Naghibi Bijan, Ghafghazi Taghi, Hajhashemi Valiollah, Talebi Ardeshir, Taheri Diana
Department of Pharmacology, School of Pharmacy and Pharmaceutical Sciences, Isfahan University of Medical Sciences, Hezar Jarib Ave., Isfahan, Iran.
Toxicology. 2007 Apr 11;232(3):192-9. doi: 10.1016/j.tox.2007.01.005. Epub 2007 Jan 14.
One of the major adverse effects of vancomycin (VAN) is nephrotoxicity, which the mechanism is not fully understood. However, there is some evidence that oxidative injury could be involved in its pathogenesis. In this study, we examined two antioxidants 4-hydroxyl-2,2,6,6-tetramethylpiperidine-1-oxyl (tempol) a superoxide dismutase mimetic and 2,3-dihydroxybenzoic acid (DHB) an iron chelator in VAN-induced nephrotoxicity in rats. DHB at doses of 50 and 100 mg/kg and tempol at doses of 7.5, 15 and 30 mg/kg were administered subcutaneously to rats 30 min prior to intraperitoneal injection of 200 mg/kg VAN. Drug administrations were done every 12 h for 7 days. In animals which received only VAN, the activity of urinary gamma-glutamyl-transferase (GGT) decreased and the activity of lactate dehydrogenase (LDH) in urine increased significantly compared to controls. Serum urea and creatinine (Cr) concentrations and the weight of animals' kidneys increased and body weights were decreased significantly in this group compared to controls. DHB at both doses normalized the GGT activity, but only at the higher dose restore the LDH activity. Both doses of DHB ameliorated the rise in serum urea and Cr concentrations and improved the changes in kidney and body weights significantly. Tempol did not show any beneficial effects at all. There were marked pathologic changes in tubules of kidneys of VAN treated animals. The tissue injury was prevented by both doses of DHB and there was almost no sign of tubular injury in 100 mg/kg treated group. Tempol in any doses could not prevent the tissue injury and there were significant differences in tissue injury in all tempol treated rats with controls. It seems that VAN-induced nephrotoxicity is at least partly due to free radical formation. Hydroxyl radicals might play a major role in VAN-induced nephrotoxicity, since an iron chelator (DHB) could reverse the adverse effects. However, production of other radicals such as superoxide is also probable.

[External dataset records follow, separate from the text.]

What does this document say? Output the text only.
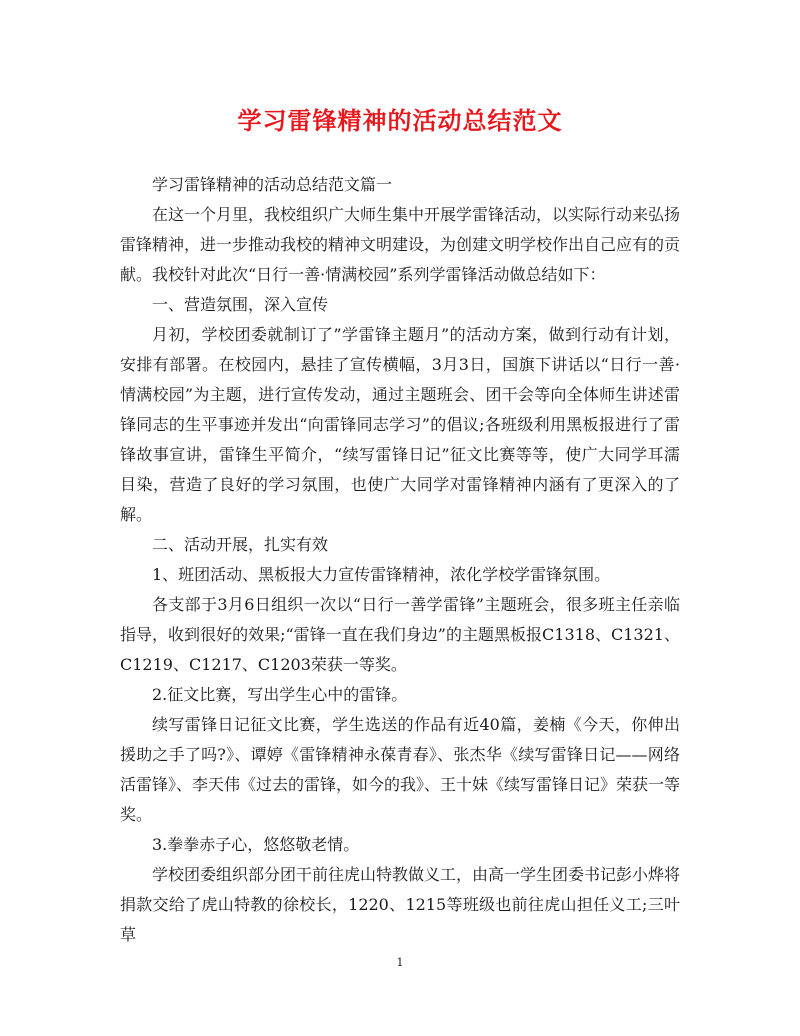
学习雷锋精神的活动总结范文

学习雷锋精神的活动总结范文篇一

在这一个月里，我校组织广大师生集中开展学雷锋活动，以实际行动来弘扬雷锋精神，进一步推动我校的精神文明建设，为创建文明学校作出自己应有的贡献。我校针对此次“日行一善·情满校园”系列学雷锋活动做总结如下：

一、营造氛围，深入宣传

月初，学校团委就制订了”学雷锋主题月”的活动方案，做到行动有计划，安排有部署。在校园内，悬挂了宣传横幅，3月3日，国旗下讲话以“日行一善·情满校园”为主题，进行宣传发动，通过主题班会、团干会等向全体师生讲述雷锋同志的生平事迹并发出“向雷锋同志学习”的倡议;各班级利用黑板报进行了雷锋故事宣讲，雷锋生平简介，“续写雷锋日记”征文比赛等等，使广大同学耳濡目染，营造了良好的学习氛围，也使广大同学对雷锋精神内涵有了更深入的了解。

二、活动开展，扎实有效

1、班团活动、黑板报大力宣传雷锋精神，浓化学校学雷锋氛围。

各支部于3月6日组织一次以“日行一善学雷锋”主题班会，很多班主任亲临指导，收到很好的效果;“雷锋一直在我们身边”的主题黑板报C1318、C1321、C1219、C1217、C1203荣获一等奖。

2.征文比赛，写出学生心中的雷锋。

续写雷锋日记征文比赛，学生选送的作品有近40篇，姜楠《今天，你伸出援助之手了吗?》、谭婷《雷锋精神永葆青春》、张杰华《续写雷锋日记——网络活雷锋》、李天伟《过去的雷锋，如今的我》、王十妹《续写雷锋日记》荣获一等奖。

3.拳拳赤子心，悠悠敬老情。

学校团委组织部分团干前往虎山特教做义工，由高一学生团委书记彭小烨将捐款交给了虎山特教的徐校长，1220、1215等班级也前往虎山担任义工;三叶草

1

万古霉素(VAN)的主要不良反应之一是肾毒性,其机制尚未完全明确。然而,有证据表明氧化损伤可能参与其发病过程。在本研究中,我们检测了两种抗氧化剂,超氧化物歧化酶模拟物4-羟基-2,2,6,6-四甲基哌啶-1-氧基(tempol)和铁螯合剂2,3-二羟基苯甲酸(DHB)对万古霉素诱导的大鼠肾毒性的影响。在腹腔注射200mg/kg万古霉素前30分钟,分别以50mg/kg和100mg/kg的剂量皮下注射DHB,以7.5mg/kg、15mg/kg和30mg/kg的剂量皮下注射tempol给大鼠。每12小时给药一次,持续7天。与对照组相比,仅接受万古霉素的动物尿γ-谷氨酰转移酶(GGT)活性降低,尿乳酸脱氢酶(LDH)活性显著升高。该组动物血清尿素和肌酐(Cr)浓度升高,肾脏重量增加,体重显著下降。两种剂量的DHB均可使GGT活性恢复正常,但仅高剂量可恢复LDH活性。两种剂量的DHB均能显著改善血清尿素和Cr浓度的升高,并改善肾脏和体重的变化。Tempol未显示出任何有益作用。接受万古霉素治疗的动物肾脏肾小管有明显的病理变化。两种剂量的DHB均能预防组织损伤,在100mg/kg治疗组几乎没有肾小管损伤的迹象。任何剂量的Tempol均不能预防组织损伤,所有接受Tempol治疗的大鼠与对照组相比,组织损伤存在显著差异。似乎万古霉素诱导的肾毒性至少部分归因于自由基的形成。羟自由基可能在万古霉素诱导的肾毒性中起主要作用,因为铁螯合剂(DHB)可以逆转其不良反应。然而,其他自由基如超氧阴离子的产生也有可能。